The Data You Never See

Q: A VC says 'most unicorn founders are under 30, so we only fund young founders.' What bias is most likely at work?

Survivorship bias — failed young founders aren't in the 'unicorn' dataset

Q: Treatment A beats B in both mild and severe cases, yet loses on the combined rate. The cause is:

A lurking variable (case mix) that differs between the groups

Phase 1 was about a number describing the data badly. This phase is scarier: the data itself can be honest, complete-looking, and still point you the wrong way — because of who's missing from it, what the background rate is, or how it's sliced. No bad math required. These three biases fool smart people daily.

Survivorship bias: the dataset only contains the winners

The classic story: in World War II, analysts looked at returning bombers, mapped where they'd been shot, and proposed armoring those spots. The statistician Abraham Wald pointed out the obvious-once-said: those are the planes that came back. The bullet holes mark where a plane can take a hit and survive. The armor belongs on the spots with no holes — because planes hit there never returned to be measured.

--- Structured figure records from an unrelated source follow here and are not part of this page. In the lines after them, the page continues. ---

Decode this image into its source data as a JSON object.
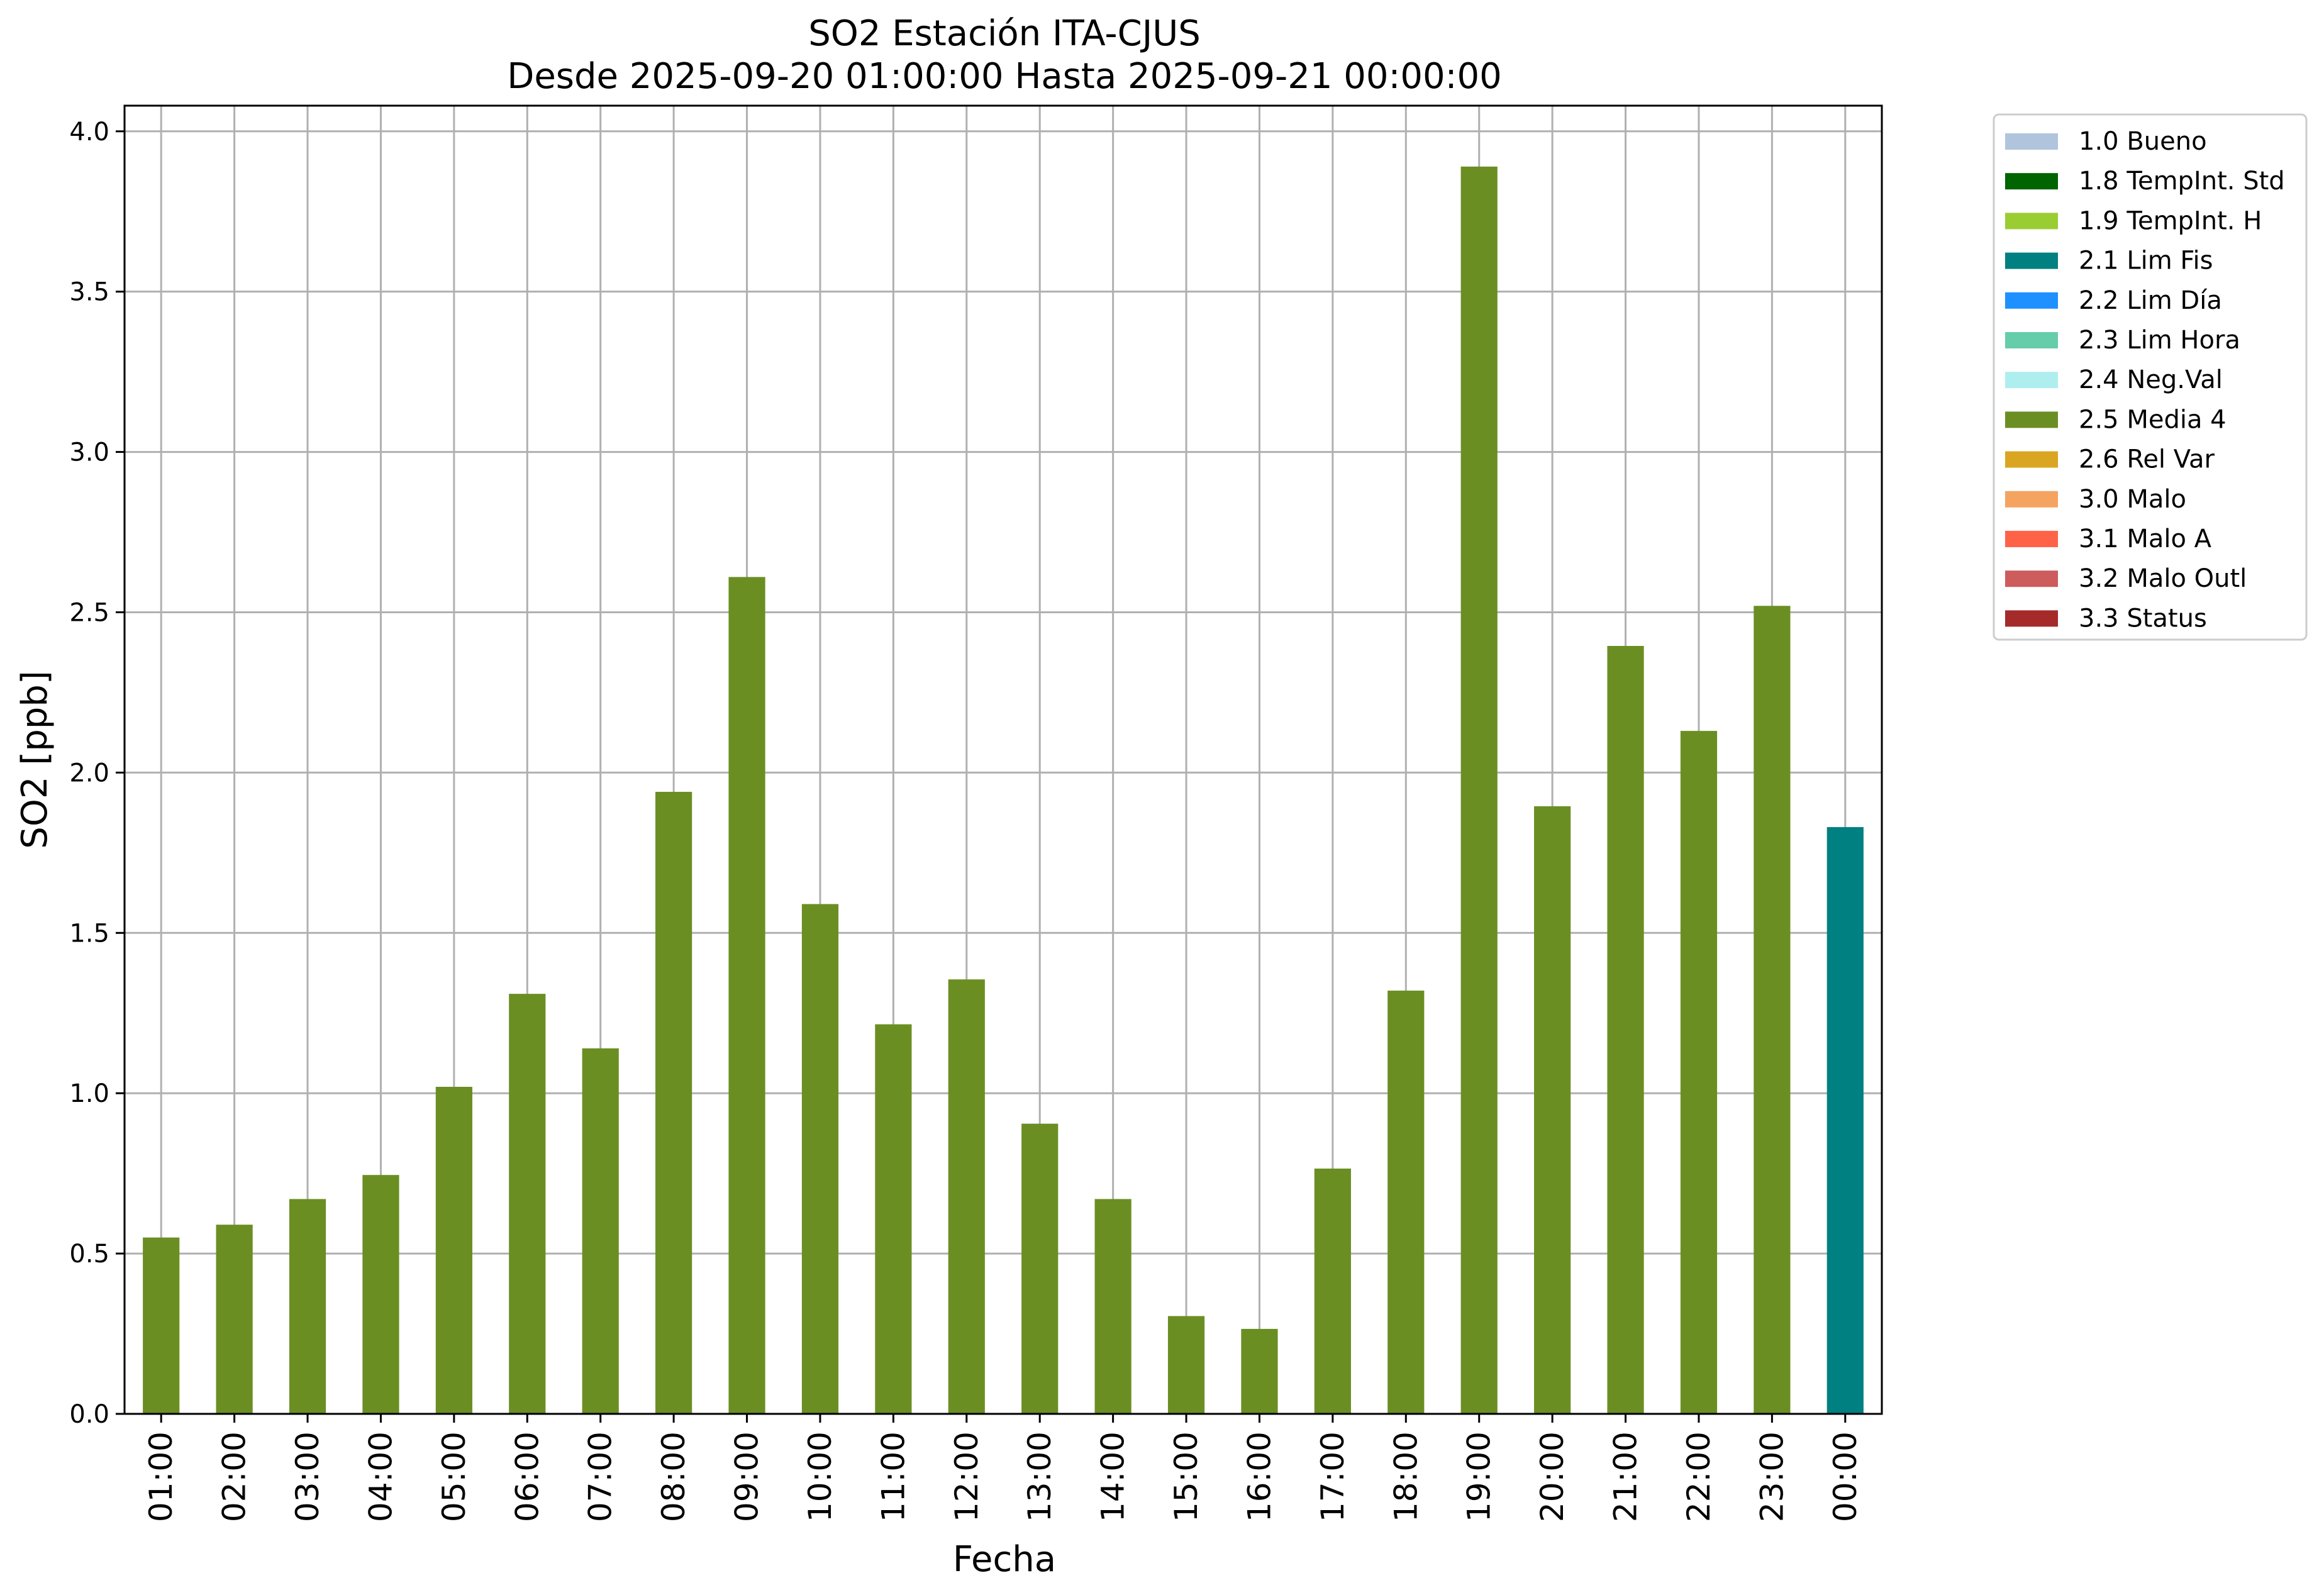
{
  "chart_data": {
    "type": "bar",
    "title": "SO2 Estación ITA-CJUS",
    "subtitle": "Desde 2025-09-20 01:00:00 Hasta 2025-09-21 00:00:00",
    "xlabel": "Fecha",
    "ylabel": "SO2 [ppb]",
    "ylim": [
      0,
      4.08
    ],
    "yticks": [
      "0.0",
      "0.5",
      "1.0",
      "1.5",
      "2.0",
      "2.5",
      "3.0",
      "3.5",
      "4.0"
    ],
    "grid": true,
    "legend_position": "outside-right",
    "categories": [
      "01:00",
      "02:00",
      "03:00",
      "04:00",
      "05:00",
      "06:00",
      "07:00",
      "08:00",
      "09:00",
      "10:00",
      "11:00",
      "12:00",
      "13:00",
      "14:00",
      "15:00",
      "16:00",
      "17:00",
      "18:00",
      "19:00",
      "20:00",
      "21:00",
      "22:00",
      "23:00",
      "00:00"
    ],
    "values": [
      0.55,
      0.59,
      0.67,
      0.745,
      1.02,
      1.31,
      1.14,
      1.94,
      2.61,
      1.59,
      1.215,
      1.355,
      0.905,
      0.67,
      0.305,
      0.265,
      0.765,
      1.32,
      3.89,
      1.895,
      2.395,
      2.13,
      2.52,
      1.83
    ],
    "bar_flags": [
      "2.5 Media 4",
      "2.5 Media 4",
      "2.5 Media 4",
      "2.5 Media 4",
      "2.5 Media 4",
      "2.5 Media 4",
      "2.5 Media 4",
      "2.5 Media 4",
      "2.5 Media 4",
      "2.5 Media 4",
      "2.5 Media 4",
      "2.5 Media 4",
      "2.5 Media 4",
      "2.5 Media 4",
      "2.5 Media 4",
      "2.5 Media 4",
      "2.5 Media 4",
      "2.5 Media 4",
      "2.5 Media 4",
      "2.5 Media 4",
      "2.5 Media 4",
      "2.5 Media 4",
      "2.5 Media 4",
      "2.1 Lim Fis"
    ],
    "legend": [
      {
        "label": "1.0 Bueno",
        "color": "#b0c4de"
      },
      {
        "label": "1.8 TempInt. Std",
        "color": "#006400"
      },
      {
        "label": "1.9 TempInt. H",
        "color": "#9acd32"
      },
      {
        "label": "2.1 Lim Fis",
        "color": "#008080"
      },
      {
        "label": "2.2 Lim Día",
        "color": "#1e90ff"
      },
      {
        "label": "2.3 Lim Hora",
        "color": "#66cdaa"
      },
      {
        "label": "2.4 Neg.Val",
        "color": "#afeeee"
      },
      {
        "label": "2.5 Media 4",
        "color": "#6b8e23"
      },
      {
        "label": "2.6 Rel Var",
        "color": "#daa520"
      },
      {
        "label": "3.0 Malo",
        "color": "#f4a460"
      },
      {
        "label": "3.1 Malo A",
        "color": "#ff6347"
      },
      {
        "label": "3.2 Malo Outl",
        "color": "#cd5c5c"
      },
      {
        "label": "3.3 Status",
        "color": "#a52a2a"
      }
    ]
  }
}
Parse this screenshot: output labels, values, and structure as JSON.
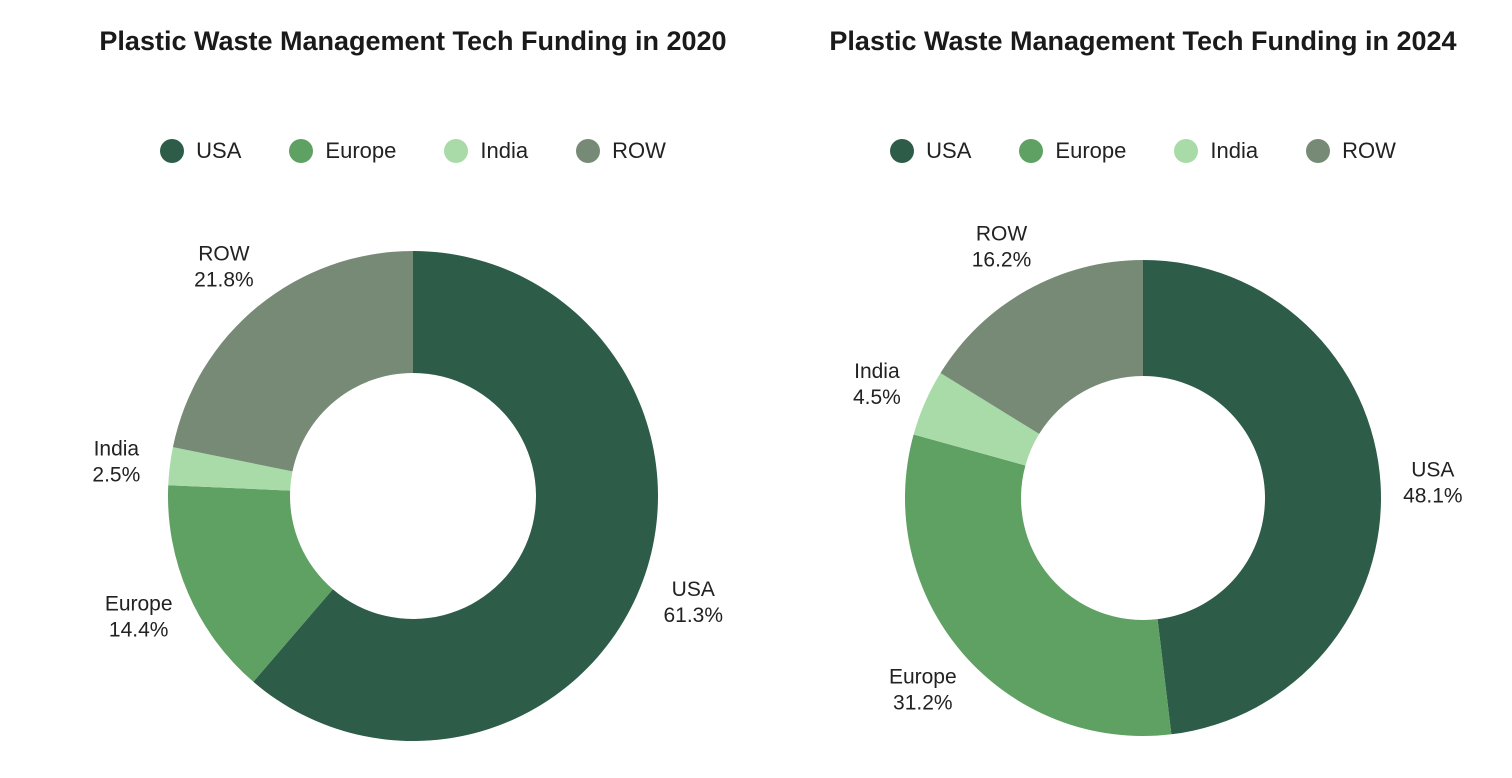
{
  "chart_data": [
    {
      "type": "pie",
      "variant": "donut",
      "title": "Plastic Waste Management Tech Funding in 2020",
      "legend_position": "top",
      "categories": [
        "USA",
        "Europe",
        "India",
        "ROW"
      ],
      "values": [
        61.3,
        14.4,
        2.5,
        21.8
      ],
      "value_labels": [
        "61.3%",
        "14.4%",
        "2.5%",
        "21.8%"
      ],
      "colors": [
        "#2d5c48",
        "#5fa063",
        "#a8dba8",
        "#768a75"
      ]
    },
    {
      "type": "pie",
      "variant": "donut",
      "title": "Plastic Waste Management Tech Funding in 2024",
      "legend_position": "top",
      "categories": [
        "USA",
        "Europe",
        "India",
        "ROW"
      ],
      "values": [
        48.1,
        31.2,
        4.5,
        16.2
      ],
      "value_labels": [
        "48.1%",
        "31.2%",
        "4.5%",
        "16.2%"
      ],
      "colors": [
        "#2d5c48",
        "#5fa063",
        "#a8dba8",
        "#768a75"
      ]
    }
  ]
}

Planes that returned:    holes on wings, tail, fuselage
Planes that didn't:      (not in your dataset at all)

  Naive read:  "wings get hit most → armor the wings"
  Wald's read: "we only see survivors → armor the UNmarked spots"

What just happened: the data was real and carefully collected. It was still misleading because the most important cases — the planes that went down — were silently absent. Survivorship bias is the error of analyzing only the things that made it through some filter, while the filtered-out cases hold the answer.

You hit this constantly:

"Successful founders all dropped out of college" — you're not counting the far larger pile of dropouts who failed and never got interviewed.
"Our long-time customers love feature X" — the people who hated it churned and aren't in your survey.
"This trading strategy returned 30%/year backtested" — funds that blew up got dropped from the database you tested against.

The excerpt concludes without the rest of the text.